Q9 for Frank: "For Apostles Only" Gifts?

My attempt at a laconic response to your last answer followed up with my next question:
-I'm arguing that the Kingdom of God will be manifested in power, but that doesn't mean I'm saying that is the only way it is revealed. The snapshot of my view is in my introduction...here...about a thousand words down:)
-We're in agreement that Acts 2 and the epistles you mentioned provide us pictures and instructions of what Kingdom life should look like in the church.
But it also seems to me that you're giving the alleged silence of these passages a lot more weight to your view than the clarity of other passages against your view. 
For example, if the gifts are apostolic in nature and for apostles only as you suggest; and the daily life of the church far more ordinary in your view as allegedly evidenced by Paul's other epistles, what then do you do when you find in one of his letters to the Corinthian church, Paul commanding the ordinary believers to eagerly desire these so called "for apostles only" gifts?   
In light of this, could it not be that built in to Paul's "ordinary" or  "normal",  is the assumption that the Holy Spirit is present and continuing to give these gifts to the church as He wills?


What I do with 1 Cor 11-14 is what Paul does with it: I expect good order and activity for the edification of the church. When I have asked you how I will know whether this is done or not, you have accused me of unsavory motives and provided me with a post-Biblical (to avoid saying unbiblical) explanation of the use of Apostolic gifts.

What worries me is that your second question assumes that I think the Holy Spirit is absent from the local church and the believer, or that the only way we can know He is present is that if the most spectacular effects of his presence are regularly manifest. I think the bulk of the NT actually says otherwise.

Before outlining that, let's be clear about something: arguing from silence is not an effective tactic. Arguing from what is actually said -- saying the things Paul and Jesus actually said -- is the effective way to use God's word. If the Holy Spirit is saying anything today (and He is) it starts with what the Bible actually says and not what we think is suggested in the silences.

So, for example, the presence of the Holy Spirit is demonstrated by being taught all the things Jesus taught and bringing to remembrance all that he has said, and also keeping all his commandments (John 14); speaking the word of God in boldness (Acts 4); people will be converted to Christ (Acts 9); God's love will be evident (Rom 5); there will be righteousness, peace and joy (Rom 14); there will be purity, patience, kindness, goodness and love (2 Cor 6). That is: the Holy Spirit is primarily working in the ordinary life of the church and the believer by conforming them to righteousness and their new birth in Christ.

You may want to go back to Acts and show all the miracles taking place there -- and I grant them all. But I grant them pointing out that these are the "Acts of the Apostles," not the "Acts of every believer always."
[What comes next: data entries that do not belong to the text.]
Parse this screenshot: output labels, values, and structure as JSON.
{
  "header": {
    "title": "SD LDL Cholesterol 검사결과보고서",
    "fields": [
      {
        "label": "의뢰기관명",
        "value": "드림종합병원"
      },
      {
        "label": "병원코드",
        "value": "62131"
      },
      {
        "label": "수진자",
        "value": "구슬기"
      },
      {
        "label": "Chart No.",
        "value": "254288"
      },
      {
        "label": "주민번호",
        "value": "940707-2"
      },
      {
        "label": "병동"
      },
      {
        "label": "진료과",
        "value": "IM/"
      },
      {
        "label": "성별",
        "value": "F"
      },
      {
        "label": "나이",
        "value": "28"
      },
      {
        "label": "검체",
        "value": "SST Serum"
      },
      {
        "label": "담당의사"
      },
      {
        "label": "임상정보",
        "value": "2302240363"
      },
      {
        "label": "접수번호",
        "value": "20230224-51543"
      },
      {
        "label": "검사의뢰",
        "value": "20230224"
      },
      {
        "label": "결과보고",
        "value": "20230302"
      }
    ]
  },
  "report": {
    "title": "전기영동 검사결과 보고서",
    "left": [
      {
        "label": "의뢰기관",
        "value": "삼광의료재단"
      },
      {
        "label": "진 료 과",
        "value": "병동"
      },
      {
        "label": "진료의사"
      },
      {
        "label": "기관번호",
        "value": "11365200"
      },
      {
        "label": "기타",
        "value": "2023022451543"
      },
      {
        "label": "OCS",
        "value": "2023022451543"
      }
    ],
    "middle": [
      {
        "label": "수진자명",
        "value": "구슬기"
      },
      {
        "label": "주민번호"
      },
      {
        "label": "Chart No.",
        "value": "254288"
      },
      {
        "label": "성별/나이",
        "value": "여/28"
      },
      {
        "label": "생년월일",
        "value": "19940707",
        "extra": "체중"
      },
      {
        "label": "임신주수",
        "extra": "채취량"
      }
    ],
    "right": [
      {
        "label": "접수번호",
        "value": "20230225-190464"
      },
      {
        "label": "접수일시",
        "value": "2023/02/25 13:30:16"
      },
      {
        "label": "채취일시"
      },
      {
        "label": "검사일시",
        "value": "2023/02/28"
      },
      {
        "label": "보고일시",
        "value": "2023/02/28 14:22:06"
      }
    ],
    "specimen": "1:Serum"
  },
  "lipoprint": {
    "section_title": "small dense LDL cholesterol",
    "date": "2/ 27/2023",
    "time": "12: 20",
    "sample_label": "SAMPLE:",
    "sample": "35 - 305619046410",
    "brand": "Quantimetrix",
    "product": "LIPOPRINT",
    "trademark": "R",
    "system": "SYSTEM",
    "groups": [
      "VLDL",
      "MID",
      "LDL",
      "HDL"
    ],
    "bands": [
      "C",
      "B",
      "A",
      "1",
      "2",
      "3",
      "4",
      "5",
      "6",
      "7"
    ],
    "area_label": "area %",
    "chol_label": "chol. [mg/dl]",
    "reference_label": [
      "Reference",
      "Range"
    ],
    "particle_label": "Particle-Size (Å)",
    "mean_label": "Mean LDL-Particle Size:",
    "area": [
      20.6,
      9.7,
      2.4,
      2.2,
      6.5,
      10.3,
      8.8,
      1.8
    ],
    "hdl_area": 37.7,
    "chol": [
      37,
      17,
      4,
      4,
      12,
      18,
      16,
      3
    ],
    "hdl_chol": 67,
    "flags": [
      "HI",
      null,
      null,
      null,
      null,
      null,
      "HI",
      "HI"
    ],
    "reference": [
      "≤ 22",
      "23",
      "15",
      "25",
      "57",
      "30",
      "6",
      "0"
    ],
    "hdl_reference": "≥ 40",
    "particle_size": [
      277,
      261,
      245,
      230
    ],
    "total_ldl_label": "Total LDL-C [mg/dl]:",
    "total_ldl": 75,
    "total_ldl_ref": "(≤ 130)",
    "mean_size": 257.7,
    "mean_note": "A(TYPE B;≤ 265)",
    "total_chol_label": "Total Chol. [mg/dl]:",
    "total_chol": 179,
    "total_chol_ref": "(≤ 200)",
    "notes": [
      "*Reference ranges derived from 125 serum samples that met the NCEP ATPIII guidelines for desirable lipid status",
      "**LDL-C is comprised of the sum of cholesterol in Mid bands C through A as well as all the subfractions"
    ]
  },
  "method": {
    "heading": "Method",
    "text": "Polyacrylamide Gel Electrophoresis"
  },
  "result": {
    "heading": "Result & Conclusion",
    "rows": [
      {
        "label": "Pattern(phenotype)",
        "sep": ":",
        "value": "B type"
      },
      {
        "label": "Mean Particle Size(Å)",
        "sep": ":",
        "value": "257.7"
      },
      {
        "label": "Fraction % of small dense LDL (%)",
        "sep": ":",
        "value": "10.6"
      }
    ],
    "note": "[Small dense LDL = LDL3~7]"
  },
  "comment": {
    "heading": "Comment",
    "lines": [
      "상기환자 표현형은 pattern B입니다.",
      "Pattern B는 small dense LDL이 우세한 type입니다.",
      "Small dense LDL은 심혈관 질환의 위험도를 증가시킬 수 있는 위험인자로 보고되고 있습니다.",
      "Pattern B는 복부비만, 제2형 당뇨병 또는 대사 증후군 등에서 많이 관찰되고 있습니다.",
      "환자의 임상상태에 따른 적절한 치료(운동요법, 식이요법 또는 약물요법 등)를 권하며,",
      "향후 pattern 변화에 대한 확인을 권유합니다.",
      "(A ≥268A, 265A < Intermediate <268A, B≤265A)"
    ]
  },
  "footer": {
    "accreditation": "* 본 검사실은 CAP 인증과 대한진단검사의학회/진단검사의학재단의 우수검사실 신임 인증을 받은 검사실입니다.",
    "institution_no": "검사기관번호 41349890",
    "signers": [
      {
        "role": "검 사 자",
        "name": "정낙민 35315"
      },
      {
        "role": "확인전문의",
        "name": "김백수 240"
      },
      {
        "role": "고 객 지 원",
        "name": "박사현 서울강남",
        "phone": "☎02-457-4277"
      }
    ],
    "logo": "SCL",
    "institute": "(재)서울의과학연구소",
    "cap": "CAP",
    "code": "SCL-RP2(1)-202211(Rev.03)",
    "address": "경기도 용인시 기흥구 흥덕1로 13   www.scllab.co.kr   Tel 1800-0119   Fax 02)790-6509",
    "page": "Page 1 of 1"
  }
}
My view of it -- and this is important to see that this is the view that the vast majority of believers prior to the 20th century -- is that there is an office of Apostle, they have a special place in the history of God's church and revelation, they have gifts we do not, and we ought to be concerned with the ordinary things the Holy Spirit ought to be doing in our lives rather than hoping for things which, in the history of faith which the Bible describes, are both rare and extraordinary.